I learned to love my alcoholic son—unconditionally

I grew up in an alcoholic family, where the words “I love you” were never spoken. There were never any outward signs of affection, such as hugging. I loved my family deeply, but the love I knew was unhealthy: I took care of them and felt resentful afterwards for the emptiness I felt inside.

I didn’t experience healthy love until I entered the rooms of Al‑Anon. I learned how to accept being hugged without feeling uncomfortable. I received unconditional love in Al‑Anon; and in the embrace of this love, I was able to fully explore myself. Only after I was able to accept that I was loveable was I able to begin to give love to another person freely, without motive or needing to be loved in return.

In a telephone call with my dad, before I hung up, I said, “I love you, Dad.” He replied by saying, “Thank you.” That was not what I expected him to say. I remember thinking that it was odd. Unfortunately, the disease of alcoholism has also affected him.

When my son was actively drinking and using drugs, I felt distraught when the weekend was coming. He would start a drinking binge on Friday night and would not return home until Sunday.

One weekend while I was visiting my friend, she asked me, “How’s our kid doing?” When I expressed my concerns to her, she replied, “You need to just ‘Let Go and Let God.’” I remember pondering those words, trying to think of how I could put her suggestion into action. I prayed for guidance.

One Friday as my son was getting ready to leave the house for yet another weekend drinking binge, I yelled, “Wait a minute.” I jumped up and hugged him and, in his ear, I said, “I love you and God bless you.” In this act of true surrender, I understood how powerless I was over him and his actions.

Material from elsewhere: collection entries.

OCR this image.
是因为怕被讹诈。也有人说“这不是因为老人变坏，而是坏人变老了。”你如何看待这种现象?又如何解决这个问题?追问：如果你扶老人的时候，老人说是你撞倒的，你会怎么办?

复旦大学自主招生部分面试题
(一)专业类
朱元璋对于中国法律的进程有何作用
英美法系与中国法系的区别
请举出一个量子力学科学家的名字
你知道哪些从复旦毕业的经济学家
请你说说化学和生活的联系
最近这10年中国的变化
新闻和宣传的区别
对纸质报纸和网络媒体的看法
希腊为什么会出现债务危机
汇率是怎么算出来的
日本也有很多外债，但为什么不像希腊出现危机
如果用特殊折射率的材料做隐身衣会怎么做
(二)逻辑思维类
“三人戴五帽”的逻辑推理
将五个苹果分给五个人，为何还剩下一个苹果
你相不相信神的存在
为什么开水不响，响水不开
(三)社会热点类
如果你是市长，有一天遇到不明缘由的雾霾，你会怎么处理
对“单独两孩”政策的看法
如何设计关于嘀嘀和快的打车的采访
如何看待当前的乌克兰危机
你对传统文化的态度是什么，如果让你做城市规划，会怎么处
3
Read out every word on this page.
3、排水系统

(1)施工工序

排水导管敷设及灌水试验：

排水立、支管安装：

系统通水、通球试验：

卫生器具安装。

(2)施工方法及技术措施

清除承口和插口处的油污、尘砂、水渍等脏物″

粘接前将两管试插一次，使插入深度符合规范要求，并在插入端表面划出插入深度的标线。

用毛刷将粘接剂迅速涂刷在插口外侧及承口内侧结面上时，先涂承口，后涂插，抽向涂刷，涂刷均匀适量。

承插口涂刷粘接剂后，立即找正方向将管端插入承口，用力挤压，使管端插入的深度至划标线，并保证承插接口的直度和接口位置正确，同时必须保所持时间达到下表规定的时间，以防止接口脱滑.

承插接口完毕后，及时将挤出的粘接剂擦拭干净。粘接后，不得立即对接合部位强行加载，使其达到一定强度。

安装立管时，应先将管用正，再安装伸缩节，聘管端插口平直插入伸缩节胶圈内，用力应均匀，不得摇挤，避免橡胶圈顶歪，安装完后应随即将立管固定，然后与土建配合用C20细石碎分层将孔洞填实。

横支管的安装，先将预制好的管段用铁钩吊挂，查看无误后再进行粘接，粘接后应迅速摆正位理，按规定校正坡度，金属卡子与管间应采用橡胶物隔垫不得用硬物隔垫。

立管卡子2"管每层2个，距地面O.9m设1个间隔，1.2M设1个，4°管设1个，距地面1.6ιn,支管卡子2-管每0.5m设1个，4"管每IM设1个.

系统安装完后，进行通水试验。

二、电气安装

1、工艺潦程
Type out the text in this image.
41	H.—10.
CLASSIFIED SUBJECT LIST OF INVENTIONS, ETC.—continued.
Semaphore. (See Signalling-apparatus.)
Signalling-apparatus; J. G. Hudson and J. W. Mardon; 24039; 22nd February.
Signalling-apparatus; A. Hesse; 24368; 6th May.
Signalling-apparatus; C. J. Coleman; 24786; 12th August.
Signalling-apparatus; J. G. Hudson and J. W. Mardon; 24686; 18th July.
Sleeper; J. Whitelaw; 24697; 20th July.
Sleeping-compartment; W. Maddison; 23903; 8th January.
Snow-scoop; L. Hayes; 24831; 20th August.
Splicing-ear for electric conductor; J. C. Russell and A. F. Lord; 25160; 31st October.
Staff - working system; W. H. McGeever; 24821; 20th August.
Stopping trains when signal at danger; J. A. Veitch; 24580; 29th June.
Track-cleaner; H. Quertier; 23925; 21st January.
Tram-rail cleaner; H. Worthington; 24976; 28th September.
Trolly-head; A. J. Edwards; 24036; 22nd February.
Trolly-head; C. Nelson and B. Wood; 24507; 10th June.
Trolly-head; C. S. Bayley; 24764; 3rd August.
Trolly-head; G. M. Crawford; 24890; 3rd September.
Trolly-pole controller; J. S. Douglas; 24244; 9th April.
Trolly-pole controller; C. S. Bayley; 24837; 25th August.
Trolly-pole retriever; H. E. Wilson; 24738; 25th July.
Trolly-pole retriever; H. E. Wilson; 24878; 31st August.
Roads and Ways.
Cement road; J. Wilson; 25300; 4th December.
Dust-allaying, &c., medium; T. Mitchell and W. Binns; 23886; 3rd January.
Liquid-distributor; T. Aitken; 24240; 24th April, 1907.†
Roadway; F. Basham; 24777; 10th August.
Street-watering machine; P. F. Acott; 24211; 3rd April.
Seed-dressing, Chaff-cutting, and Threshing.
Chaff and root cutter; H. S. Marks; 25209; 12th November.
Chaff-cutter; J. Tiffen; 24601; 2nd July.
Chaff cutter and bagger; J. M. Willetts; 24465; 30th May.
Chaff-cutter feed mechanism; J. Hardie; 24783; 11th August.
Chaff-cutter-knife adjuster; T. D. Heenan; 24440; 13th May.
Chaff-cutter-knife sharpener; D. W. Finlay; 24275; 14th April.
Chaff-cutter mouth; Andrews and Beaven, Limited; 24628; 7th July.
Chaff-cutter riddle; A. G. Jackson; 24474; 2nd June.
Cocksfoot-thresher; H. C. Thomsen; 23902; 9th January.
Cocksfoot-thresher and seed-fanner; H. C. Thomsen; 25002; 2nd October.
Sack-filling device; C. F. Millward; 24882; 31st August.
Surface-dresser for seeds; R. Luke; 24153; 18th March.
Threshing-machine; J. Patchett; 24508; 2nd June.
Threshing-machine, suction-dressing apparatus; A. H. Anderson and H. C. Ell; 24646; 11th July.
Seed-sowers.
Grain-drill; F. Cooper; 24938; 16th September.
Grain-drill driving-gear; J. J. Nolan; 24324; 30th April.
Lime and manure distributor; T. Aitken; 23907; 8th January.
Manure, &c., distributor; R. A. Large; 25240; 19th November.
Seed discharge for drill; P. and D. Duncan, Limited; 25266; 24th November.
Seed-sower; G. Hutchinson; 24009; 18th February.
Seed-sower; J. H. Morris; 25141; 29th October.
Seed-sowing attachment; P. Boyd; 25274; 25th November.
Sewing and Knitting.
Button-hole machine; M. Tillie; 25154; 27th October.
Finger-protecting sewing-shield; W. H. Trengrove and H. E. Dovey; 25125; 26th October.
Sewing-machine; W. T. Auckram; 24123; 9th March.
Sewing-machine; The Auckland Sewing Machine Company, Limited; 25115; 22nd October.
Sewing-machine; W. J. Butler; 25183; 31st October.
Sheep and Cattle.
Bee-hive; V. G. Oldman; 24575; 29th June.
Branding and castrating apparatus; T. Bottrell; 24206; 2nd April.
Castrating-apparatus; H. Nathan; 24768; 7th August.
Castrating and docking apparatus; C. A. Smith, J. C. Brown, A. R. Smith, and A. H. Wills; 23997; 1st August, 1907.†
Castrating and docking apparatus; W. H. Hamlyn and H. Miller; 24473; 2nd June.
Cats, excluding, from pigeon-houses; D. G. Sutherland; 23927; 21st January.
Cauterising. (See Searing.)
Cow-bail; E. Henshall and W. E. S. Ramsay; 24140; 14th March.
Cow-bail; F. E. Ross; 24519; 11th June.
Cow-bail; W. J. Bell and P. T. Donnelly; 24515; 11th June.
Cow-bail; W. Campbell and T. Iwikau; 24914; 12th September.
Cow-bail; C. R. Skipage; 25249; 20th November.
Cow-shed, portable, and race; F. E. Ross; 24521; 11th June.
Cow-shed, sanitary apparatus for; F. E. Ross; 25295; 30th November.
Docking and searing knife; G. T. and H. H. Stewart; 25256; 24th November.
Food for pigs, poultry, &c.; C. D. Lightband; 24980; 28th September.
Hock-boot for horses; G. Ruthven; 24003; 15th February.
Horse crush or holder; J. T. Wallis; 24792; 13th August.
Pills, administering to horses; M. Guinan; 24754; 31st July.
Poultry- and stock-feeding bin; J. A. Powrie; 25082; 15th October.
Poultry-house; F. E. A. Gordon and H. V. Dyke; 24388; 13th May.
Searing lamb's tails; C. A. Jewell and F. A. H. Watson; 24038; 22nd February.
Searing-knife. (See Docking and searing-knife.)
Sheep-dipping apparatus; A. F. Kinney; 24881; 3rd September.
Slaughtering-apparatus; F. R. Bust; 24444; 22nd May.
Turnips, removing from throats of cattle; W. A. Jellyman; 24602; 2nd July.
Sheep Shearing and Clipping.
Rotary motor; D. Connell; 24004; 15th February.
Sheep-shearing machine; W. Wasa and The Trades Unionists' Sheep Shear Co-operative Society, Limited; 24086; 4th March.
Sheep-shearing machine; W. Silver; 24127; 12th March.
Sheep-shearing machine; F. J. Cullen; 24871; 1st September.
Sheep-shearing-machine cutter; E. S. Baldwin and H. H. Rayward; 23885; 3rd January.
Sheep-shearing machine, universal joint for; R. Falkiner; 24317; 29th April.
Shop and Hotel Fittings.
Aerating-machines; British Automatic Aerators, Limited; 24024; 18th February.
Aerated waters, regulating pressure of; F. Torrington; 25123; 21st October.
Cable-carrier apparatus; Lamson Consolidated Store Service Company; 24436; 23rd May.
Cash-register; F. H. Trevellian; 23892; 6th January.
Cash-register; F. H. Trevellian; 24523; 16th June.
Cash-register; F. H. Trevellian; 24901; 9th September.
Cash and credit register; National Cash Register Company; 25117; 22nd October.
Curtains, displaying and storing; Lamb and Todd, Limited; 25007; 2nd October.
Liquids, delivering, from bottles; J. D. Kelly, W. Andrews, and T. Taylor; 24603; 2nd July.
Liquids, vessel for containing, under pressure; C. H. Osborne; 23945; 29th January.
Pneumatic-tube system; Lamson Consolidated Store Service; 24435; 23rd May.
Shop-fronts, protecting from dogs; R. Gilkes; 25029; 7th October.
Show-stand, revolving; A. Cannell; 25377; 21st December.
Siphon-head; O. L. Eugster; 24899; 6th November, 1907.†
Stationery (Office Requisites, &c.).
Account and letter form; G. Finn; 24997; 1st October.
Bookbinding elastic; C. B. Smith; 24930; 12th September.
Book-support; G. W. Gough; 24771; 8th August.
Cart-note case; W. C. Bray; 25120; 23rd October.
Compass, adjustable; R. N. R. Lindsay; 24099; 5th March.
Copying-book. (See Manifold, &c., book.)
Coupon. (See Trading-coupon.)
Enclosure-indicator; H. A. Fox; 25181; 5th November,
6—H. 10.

I remember how comforted I felt after this act of love, because I knew that if something serious were to happen to him that night, I was able to tell him that I loved him and that I asked God to bless him. I also knew that the last thing he heard from his mother was her saying, “I love you.” I had found a way to put the slogan “Let Go and Let God” into action.

It was only through the grace of God that my son heard these words. He has been sober for the past seven years and is an active member in A.A.